Cette démarche répond aux préoccupations
des acteurs de terrain, notamment les entreprises qui se plaignent régulièrement
que les données utiles recueillies par les organismes publics ou
semi-publics circulent mal ou demeurent peu accessibles. Les collectivités
territoriales quant à elles doivent détenir la capacité
de se brancher sur les réseaux mondiaux de la connaissance, se
positionner sur ces réseaux et apprendre à mieux collaborer
encore avec les régions limitrophes aussi bien à l’intérieur
du territoire national qu’à l’extérieur.
Choisir une organisation souple et prospective
Un tel réseau décentralisé et démultiplié
présente une plus grande souplesse que le niveau central. Sur le
terrain local, les contacts informels, les rapports de confiance, les
connivences s’établissent de manière plus spontanée,
s’inscrivent dans le long terme et sont moins sensibles aux réflexes
dominants et aux enjeux de pouvoir qui ralentissent souvent les dispositifs
pilotés nationalement.
J’ai pu personnellement, au cours de mon parcours
professionnel, constater la pertinence d’une telle organisation souple
et prospective. De l’Essonne ou la Basse-Normandie à la région
Nord-Pas-de-Calais, les initiatives prises pour améliorer la compétitivité
des entreprises, et, partant, des territoires eux-mêmes, se sont
toujours inscrites autour de quatre axes : sensibiliser et former, identifier
les technologies clés, contribuer à créer des réseaux
interentreprises et État, valoriser enfin l’image de la région
en faisant mieux connaître ses atouts.
La finalité principale de cette démarche
est de contribuer à susciter des dynamiques locales pour créer
plus d’activités, d’emplois et préparer l’avenir.

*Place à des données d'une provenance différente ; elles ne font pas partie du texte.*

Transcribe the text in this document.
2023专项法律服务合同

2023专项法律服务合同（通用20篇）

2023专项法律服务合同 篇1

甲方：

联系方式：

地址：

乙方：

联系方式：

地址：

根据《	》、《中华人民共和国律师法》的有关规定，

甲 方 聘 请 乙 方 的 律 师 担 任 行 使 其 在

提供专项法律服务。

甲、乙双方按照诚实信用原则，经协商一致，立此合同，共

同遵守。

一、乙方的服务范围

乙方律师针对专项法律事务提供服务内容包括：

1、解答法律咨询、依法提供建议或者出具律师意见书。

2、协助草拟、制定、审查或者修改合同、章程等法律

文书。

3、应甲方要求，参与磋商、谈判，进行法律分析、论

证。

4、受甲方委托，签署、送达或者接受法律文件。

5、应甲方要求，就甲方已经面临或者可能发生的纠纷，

Cette philosophie de l’action est « gagnant/gagnant ».
Pour l’entreprise d’abord, au profit de laquelle tout doit être
mis en œuvre pour améliorer sa compétitivité.
Pour l’État, ensuite, qui trouve dans l’intelligence
territoriale un point d’appui majeur pour sa nécessaire réforme
culturelle. Pour les territoires, enfin, en stimulant leur capacité
d’initiative et d’anticipation, en fédérant autour
de projets communs les énergies, les volontés et les compétences.

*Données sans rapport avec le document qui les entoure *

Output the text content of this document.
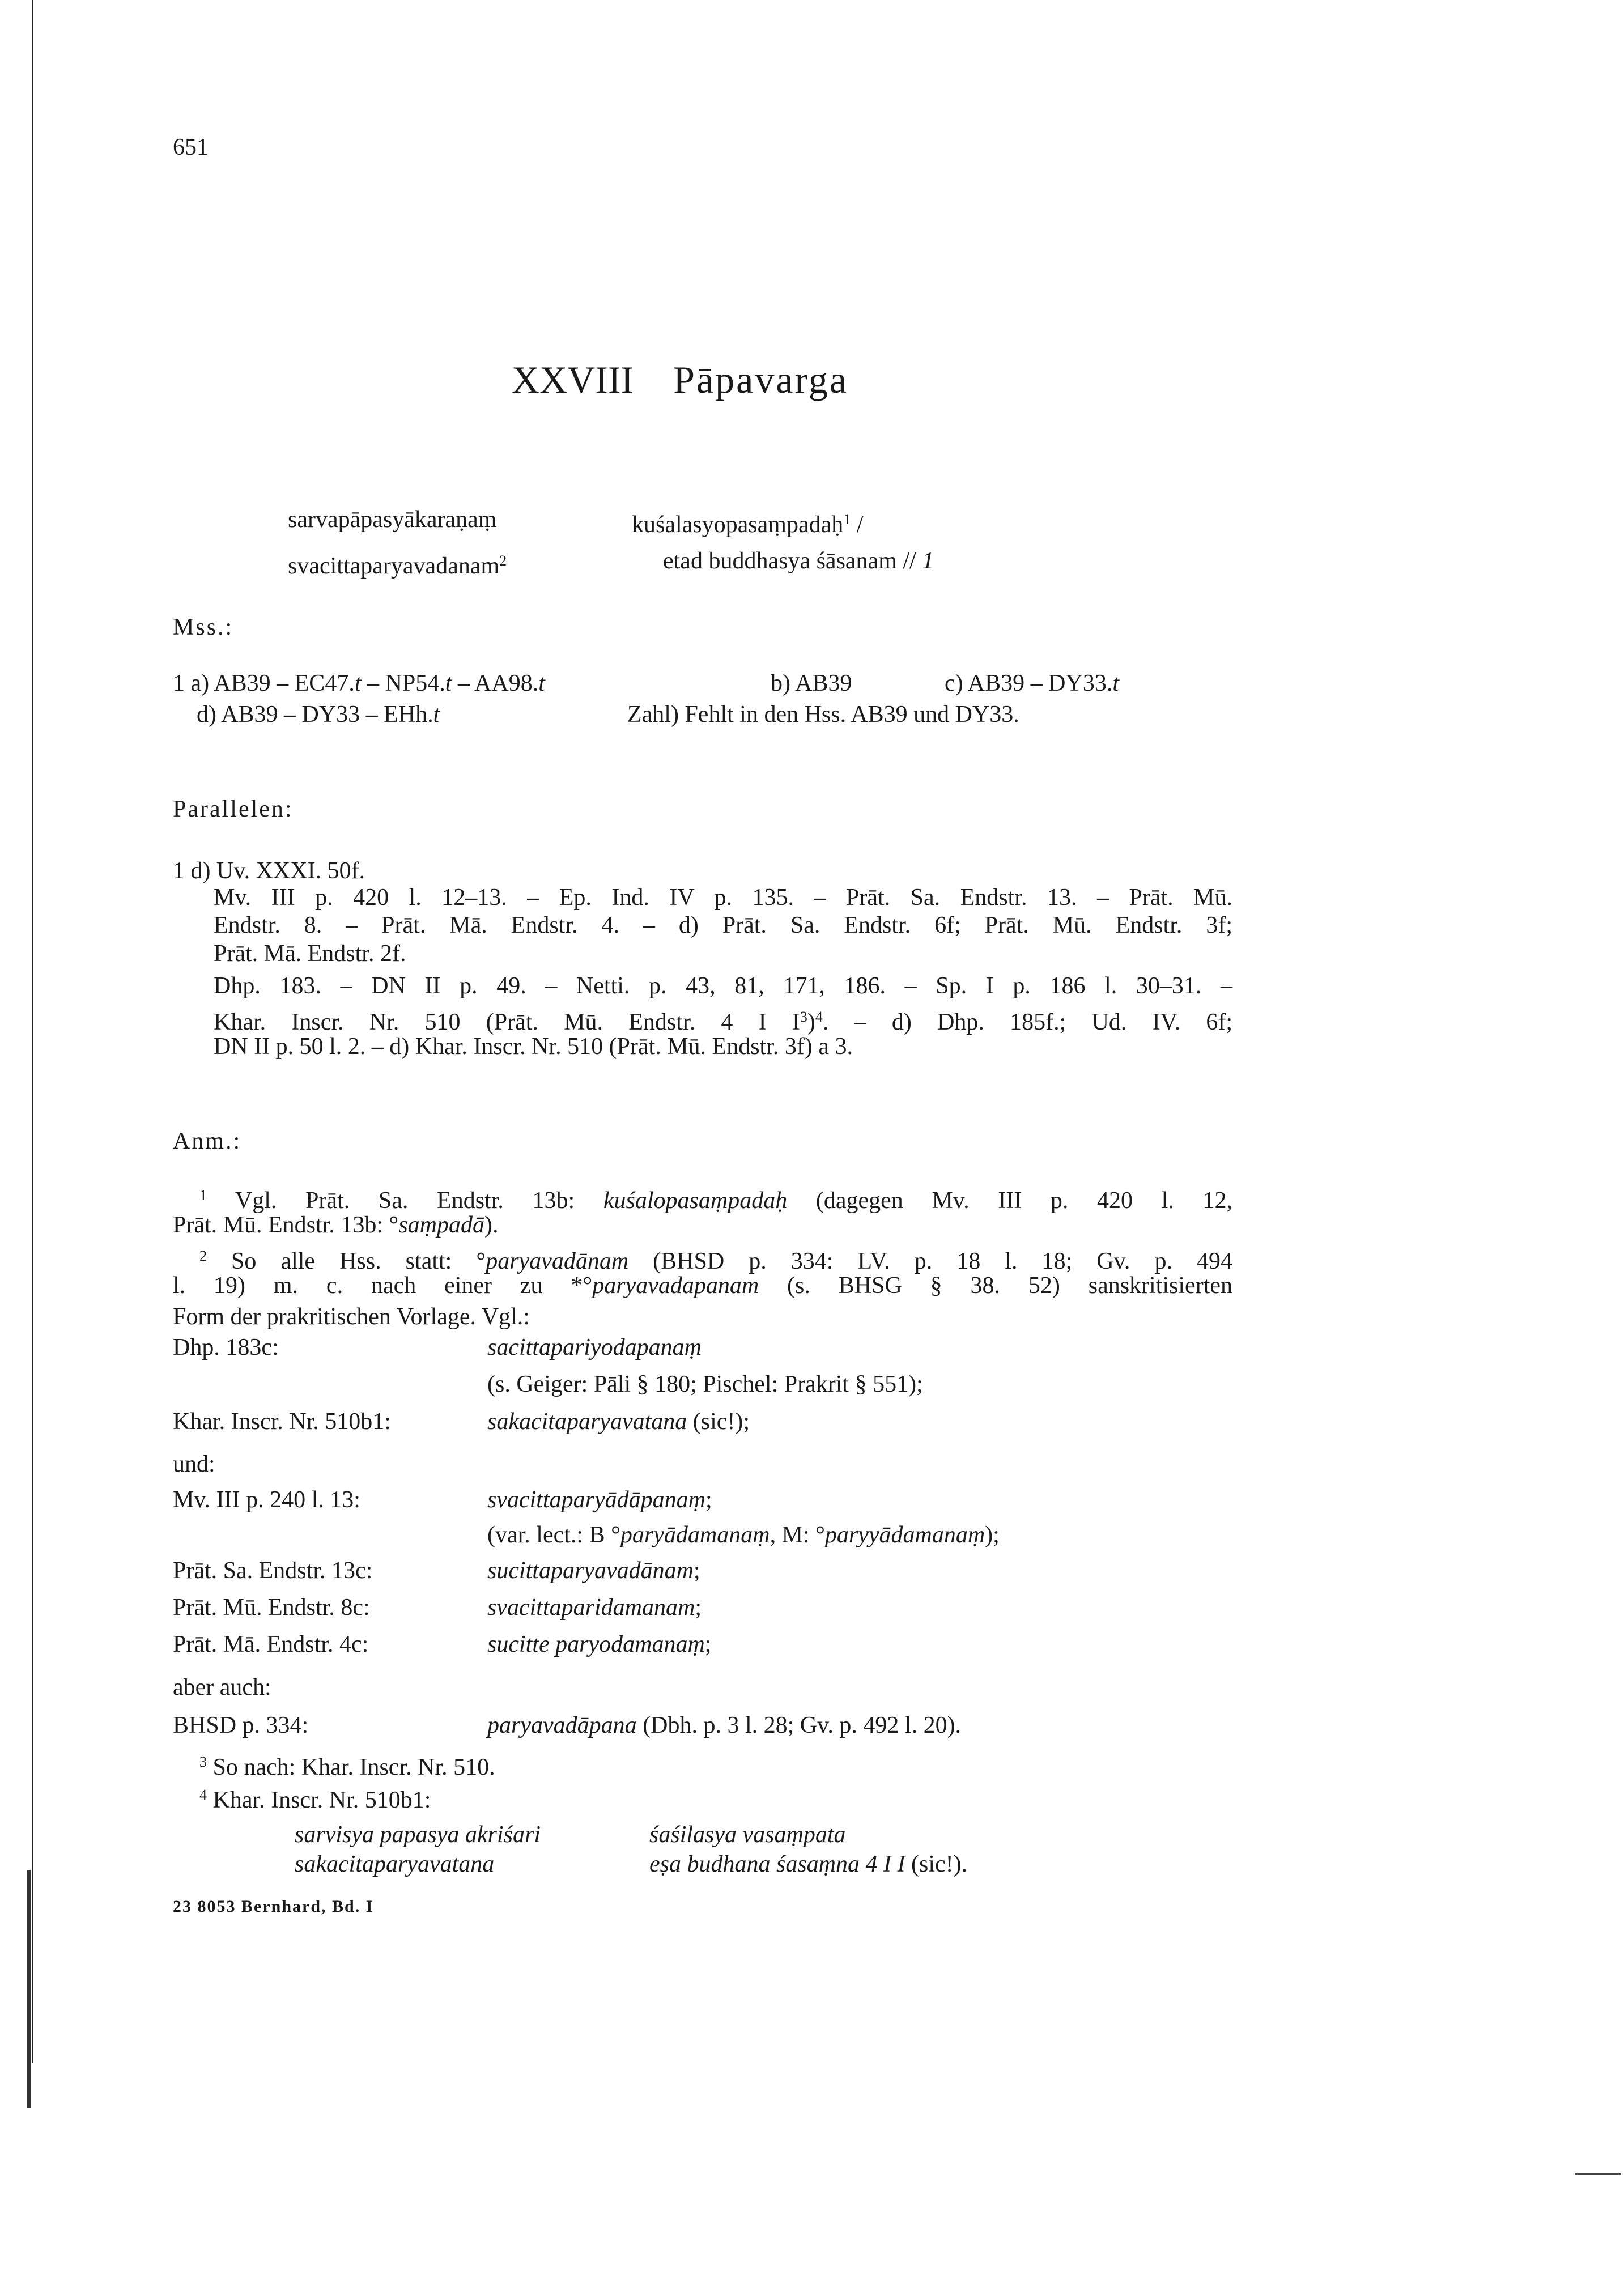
651
XXVIII Pāpavarga
Mss.:
Parallelen:
Anm.:
23 8053 Bernhard, Bd. I
sarvapāpasyākaraṇaṃ	kuśalasyopasaṃpadaḥ$^1$ /
svacittaparyavadanam$^2$	etad buddhasya śāsanam // 1
1 a) AB39 – EC47.t – NP54.t – AA98.t	b) AB39	c) AB39 – DY33.t
d) AB39 – DY33 – EHh.t	Zahl) Fehlt in den Hss. AB39 und DY33.
1 d) Uv. XXXI. 50f.
Mv. III p. 420 l. 12–13. – Ep. Ind. IV p. 135. – Prāt. Sa. Endstr. 13. – Prāt. Mū.
Endstr. 8. – Prāt. Mā. Endstr. 4. – d) Prāt. Sa. Endstr. 6f; Prāt. Mū. Endstr. 3f;
Prāt. Mā. Endstr. 2f.
Dhp. 183. – DN II p. 49. – Netti. p. 43, 81, 171, 186. – Sp. I p. 186 l. 30–31. –
Khar. Inscr. Nr. 510 (Prāt. Mū. Endstr. 4 I $I^3)^4$. – d) Dhp. 185f.; Ud. IV. 6f;
DN II p. 50 l. 2. – d) Khar. Inscr. Nr. 510 (Prāt. Mū. Endstr. 3f) a 3.
$^1$ Vgl. Prāt. Sa. Endstr. 13b: kuśalopasaṃpadaḥ (dagegen Mv. III p. 420 l. 12,
Prāt. Mū. Endstr. 13b: °saṃpadā).
$^2$ So alle Hss. statt: °paryavadānam (BHSD p. 334: LV. p. 18 l. 18; Gv. p. 494
l. 19) m. c. nach einer zu *°paryavadapanam (s. BHSG § 38. 52) sanskritisierten
Form der prakritischen Vorlage. Vgl.:
$^3$ So nach: Khar. Inscr. Nr. 510.
$^4$ Khar. Inscr. Nr. 510b1:
sarvisya papasya akriśari	śaśilasya vasaṃpata
sakacitaparyavatana	eṣa budhana śasaṃna 4 I I (sic!).
Dhp. 183c:	sacittapariyodapanaṃ
(s. Geiger: Pāli § 180; Pischel: Prakrit § 551);
Khar. Inscr. Nr. 510b1:	sakacitaparyavatana (sic!);
und:
Mv. III p. 240 l. 13:	svacittaparyādāpanaṃ;
(var. lect.: B °paryādamanaṃ, M: °paryyādamanaṃ);
Prāt. Sa. Endstr. 13c:	sucittaparyavadānam;
Prāt. Mū. Endstr. 8c:	svacittaparidamanam;
Prāt. Mā. Endstr. 4c:	sucitte paryodamanaṃ;
aber auch:
BHSD p. 334:	paryavadāpana (Dbh. p. 3 l. 28; Gv. p. 492 l. 20).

L’intelligence territoriale prend alors une dimension nouvelle et
riche de sens car elle tend à créer plus de progrès
et plus de cohésion sociale.
- Aquitaine, Alsace, Ile-de-France, Midi-Pyrénées, Provence-Alpes-Côte d’Azur. Ces cinq régions ont été rejointes en mars 2004 par deux autres, Centre et Poitou-Charentes.
- M. Alain Juillet a été nommé en janvier 2004 Haut responsable chargé de l’intelligence économique.
- Notamment, les régions de Basse-Normandie, Bretagne, Franche-Comté qui disposent d’un réseau d’entreprises converties aux principes de l’intelligence économique.